船は落下速度を抑え、水平飛行に移る。
僕は携帯電話の電波状況を確認し、電話を掛けた。
「……眼科、終わった?」
通話が始まるとほぼ同時に、彼女は言う。
僕は返す。
「そうだね、ちょっと時間が掛かったけど、終わったと思う」
「……ねぇ、今どこにいるの? 結構心配してるんだよ」
僕は操縦席に表示された地図を見渡す。
「どこだろう。アメリカ、もしくはアフリカくらいかな……」
「またそうやってはぐらかす…… 深くは聞かないけど、もう大丈夫なの?」
彼はきちんと掃除をしたのだろうか。
どういうわけか、今更そんなことが心配になってきたけど、きっと彼は掃除してくれていると、すぐに気持ちに蓋をした。

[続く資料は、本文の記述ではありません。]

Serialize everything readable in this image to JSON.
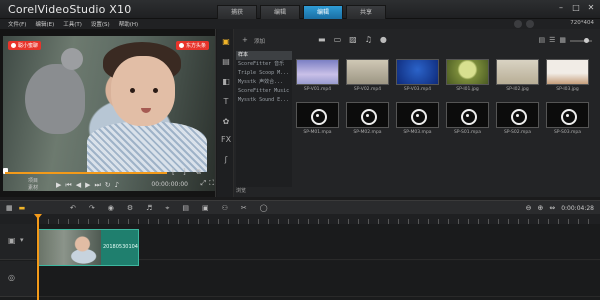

「あぁ、そうだね…… すぐに帰るから、盛大に祝ってよ」
「……わかった。任せてよ」
彼女達からすれば、僕は大罪人なのだと思う。
卑怯者とも言えるかもしれない。
でも少なくとも後悔は無いし、僕はもう選んで、もう決めた。
少しだけ間をおいて、僕は彼女に言う。
「これからは、死ぬまで一緒だよ」
きっとそれ以上は、望んではいけない。
鮮やかに染まる朱色の雲の向こうに、緩やかな帳が待っていた。